Optimize based on record order
Data Management automatically applies sort optimization rules, so usually you need do nothing to optimize performance based on record order. But if you are after the highest performance, there are some cases where you can make a difference by changing your project.
The Summarize, Join, Rank, and Unique tools sort the input records as a part of their functions. If the input record order matches their sort keys, they run faster.
When processing a large volume of data with these tools, compare the record order displayed on the input connection's schema to the tool's order-sensitive properties:
Tool | Order-sensitive properties |
---|---|
Sort | Sort specification |
Join | Join keys (ascending) |
Unique | Unique-by specification |
Rank | Rank field name (ascending) |
Summarize | Group field names (ascending) |
If tool properties don't match the input record order but you think that they should, there are several things that you can do to make them match, and thus run faster:
First, realize that most tools output newly-created or edited fields in no particular order. The following tools are the exceptions:
Tool | Ordered output |
---|---|
Generate Sequence | ID field, if Repeat is not selected |
Number Records | Record ID field and Group/Member ID fields |
Sort | Sort specification fields |
Unique | Unique-by fields |
Join | Join key fields, as altered by selection and renaming |
Summarize | Group field names |
Unique | Unique-by fields |
Rank | Rank field name |
Token Creation | ID field, if defined |
Table to Stream | ID field, if defined |
Pair to Group | Order output (key or group) |
In all of the cases below, Data Management loses record order information.
Input data: Data Management cannot infer sort order of records being read from files and databases, except for DLD files.
Calculate tool: Fields assigned in the Calculate tool lose all record order information.
Change Field Types tool: Fields changed in the Change Field Types tool lose all record order information except for some special cases.
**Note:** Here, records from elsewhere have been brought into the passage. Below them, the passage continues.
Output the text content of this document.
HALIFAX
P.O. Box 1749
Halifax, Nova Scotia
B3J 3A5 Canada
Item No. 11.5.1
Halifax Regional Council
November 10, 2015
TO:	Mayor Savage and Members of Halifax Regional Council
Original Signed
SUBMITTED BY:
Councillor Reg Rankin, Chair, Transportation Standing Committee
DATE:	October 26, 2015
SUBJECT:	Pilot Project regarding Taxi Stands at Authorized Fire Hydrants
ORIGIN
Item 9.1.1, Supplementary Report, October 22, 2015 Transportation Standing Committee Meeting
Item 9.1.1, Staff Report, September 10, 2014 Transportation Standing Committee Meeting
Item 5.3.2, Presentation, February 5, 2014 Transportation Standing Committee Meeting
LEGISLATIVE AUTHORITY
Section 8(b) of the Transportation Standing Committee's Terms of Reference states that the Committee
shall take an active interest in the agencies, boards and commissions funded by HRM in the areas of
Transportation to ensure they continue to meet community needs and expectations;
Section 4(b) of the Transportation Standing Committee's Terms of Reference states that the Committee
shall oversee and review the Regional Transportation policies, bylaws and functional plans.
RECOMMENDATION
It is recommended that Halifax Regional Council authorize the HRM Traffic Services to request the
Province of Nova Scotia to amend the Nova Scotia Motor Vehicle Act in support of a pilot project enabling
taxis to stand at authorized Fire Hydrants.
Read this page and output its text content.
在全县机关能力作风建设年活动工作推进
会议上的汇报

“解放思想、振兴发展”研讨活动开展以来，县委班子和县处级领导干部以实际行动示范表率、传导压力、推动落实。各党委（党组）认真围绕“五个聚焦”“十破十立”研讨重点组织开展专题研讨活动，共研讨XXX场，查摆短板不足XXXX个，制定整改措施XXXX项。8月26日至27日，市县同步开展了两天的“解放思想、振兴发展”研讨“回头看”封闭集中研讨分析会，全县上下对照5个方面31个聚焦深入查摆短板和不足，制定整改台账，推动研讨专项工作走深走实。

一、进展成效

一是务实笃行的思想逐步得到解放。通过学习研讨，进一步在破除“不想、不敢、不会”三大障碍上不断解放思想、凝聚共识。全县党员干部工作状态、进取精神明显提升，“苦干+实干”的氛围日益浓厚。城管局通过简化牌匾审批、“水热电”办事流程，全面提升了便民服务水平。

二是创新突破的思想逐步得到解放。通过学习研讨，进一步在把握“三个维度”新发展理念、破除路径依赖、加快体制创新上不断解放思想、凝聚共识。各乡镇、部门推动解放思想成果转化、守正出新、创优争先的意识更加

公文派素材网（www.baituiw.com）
If you know that your data is sorted in a specific record order, and you want to rely on that order to speed things up, you can use a Validate Order tool to signal downstream tools that the data is in the specified order. In addition, the following techniques may help to keep or create record orders:
Order of operations: If you are using multiple sorting tools in sequence (for example, a Join followed by another Join, or a Join followed by a Summarize), you may be able to reorder these tools to match the record order present on input while retaining the processing logic.
Generate Sequence tool: The ID field created by the Generate Sequence tool will not be ordered if the Repeat after end value is reached option is selected. Do not enable this option unless you really need it.
Merge tool: Where possible, preserve a known record order by using a Sequence or Sorted merge type.